Hacker News new | ask | show | jobs
by hashimotonomora 1581 days ago
Couldn’t that bring inconsistencies eventually? If one commits and the other doesn’t.
3 comments

This is where you might want to use the outbox pattern. If you depend on dual writes you will definitly have consistency issues at some point
The question at hand will always reduce down to the "Two Generals problem" [0]. The outbox pattern is a nice separation of concerns and gives at least once consistency as long as the forwarding happen before writing the event as processed in the outbox. Both side effects happening atomically through all failure cases is impossible.

To solve that issue you need a cooperating destination for your writes which handles de-duplication. Then you get into the weeds of causality, ordering and idempotence. Ugh.

For some real world examples see the AWS Kinesis documentation which says that any application using Kinesis must be able to handle duplicate records [1].

> There are two primary reasons why records may be delivered more than one time to your Amazon Kinesis Data Streams application: producer retries and consumer retries. Your application must anticipate and appropriately handle processing individual records multiple times.

[0]: https://en.wikipedia.org/wiki/Two_Generals%27_Problem

[1]: https://docs.aws.amazon.com/streams/latest/dev/kinesis-recor...

For anyone who's interested in the outbox pattern, I also blogged about that: https://blog.frankdejonge.nl/reliable-event-dispatching-usin...
It is possibly that you could get inconsistencies between systems, but you mitigate that with durable event streams (e.g. Kafka) and by ensuring that each data entity in your enterprise has a system of record that can be used to resolve conflicts.

This is really not that different than using ETL jobs to move data about, but taking a streaming approach vs a batch approach.

> It is possibly that you could get inconsistencies between systems, but you mitigate that with durable event streams (e.g. Kafka) and by ensuring that each data entity in your enterprise has a system of record that can be used to resolve conflicts.

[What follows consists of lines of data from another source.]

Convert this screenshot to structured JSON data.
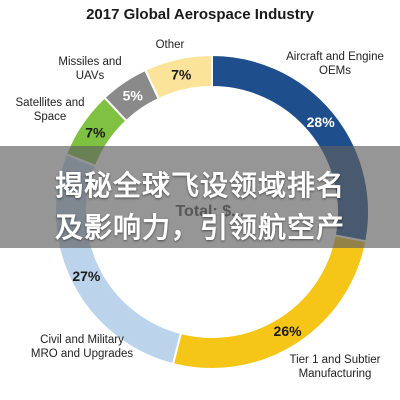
{
  "chart_data": {
    "type": "pie",
    "title": "2017 Global Aerospace Industry",
    "center_label": "Total: $...",
    "categories": [
      "Aircraft and Engine OEMs",
      "Tier 1 and Subtier Manufacturing",
      "Civil and Military MRO and Upgrades",
      "Satellites and Space",
      "Missiles and UAVs",
      "Other"
    ],
    "values": [
      28,
      26,
      27,
      7,
      5,
      7
    ],
    "value_labels": [
      "28%",
      "26%",
      "27%",
      "7%",
      "5%",
      "7%"
    ],
    "colors": [
      "#1f4e8c",
      "#f5c518",
      "#bcd3ec",
      "#7fc241",
      "#8a8a8a",
      "#fbe49a"
    ],
    "label_colors": [
      "#ffffff",
      "#1a1a1a",
      "#1a1a1a",
      "#1a1a1a",
      "#ffffff",
      "#1a1a1a"
    ],
    "category_lines": [
      [
        "Aircraft and Engine",
        "OEMs"
      ],
      [
        "Tier 1 and Subtier",
        "Manufacturing"
      ],
      [
        "Civil and Military",
        "MRO and Upgrades"
      ],
      [
        "Satellites and",
        "Space"
      ],
      [
        "Missiles and",
        "UAVs"
      ],
      [
        "Other"
      ]
    ],
    "legend": "none"
  },
  "overlay": {
    "line1": "揭秘全球飞设领域排名",
    "line2": "及影响力，引领航空产"
  }
}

The event stream layer isn't where the sync problems have arised in the systems I've worked on. It's the "commit transactionally both to your database and the event stream" part. Not a lot of systems are built to be ready to roll back the database change if the event publish fails. Or to be able to handle duplicate events if you error the other way.

So always write to a transactional queue first and then write to the database by reading sequentially from the queue?
That would work. The internal consistency will be at least once and you do de-duplication to handle message reliability through the database then. In other words, you need to uniquely identify each message to ensure idempotency since you will have duplicate writes of the same message to the database.

Just need to make sure to not mess up causal ordering between events because of out of order retries, if such things are important for your application.

Reading sequentially can be hard here, especially depending on throughput and how well you can or can't shard (e.g. how wide is the radius of possible side effects).

E.g. what if one event is something like "credit here, debit there" - you need to process it sequentially for both sides!

I guess if the concern is around atomically committing to the DB and event stream at the same time, you could hang the event stream off the DB using change-data-capture to populate the events.

Ultimately, whenever you are pushing data between systems you can end up with inconsistencies which why it’s important to clearly define systems of record.

That's basically what the database would do anyway, so generally, yes (e.g. even with a RDBMS it's internally got some sort of write log, in most cases). That's gonna help a lot!

It doesn't give you any guarantees about "at a given time" consistency, though. Maybe your queue or your event processor got backed up. So how real-time do you need both sides?

These are, of course, problems that people have solved to varying level of satisfaction for most use cases! But I've seen systems built by people who saw the blog post about "have both!" and then didn't think about all these cases and then... it gets messy.

Would it make sense to always write to a transactional queue first and then write to the database by reading sequentially from the queue?
If something is relying on the data in the queue to trigger a request to a service using the DB, the requestee may not have the full data yet.

The pattern I usually see is wiring this the other way - use an initial event as the trigger to write to the DB, while also streaming the DB's binlog or equivalent back as events. Now the risk is that another service gets a "too fresh" view but this is usually less harmful than a stale view. Things listening to the binlog events need to process them idempotently, but this is usually not a major complication since most queue designs will require you to be prepared for that anyway.

Typically you see these suggested as part of a "change data capture" type process where the event is only published after the action is committed to the data store. The downside (IMO) is this required directly integrating with the data store itself which isn't always easy to do, or obvious from a git/CICD perspective.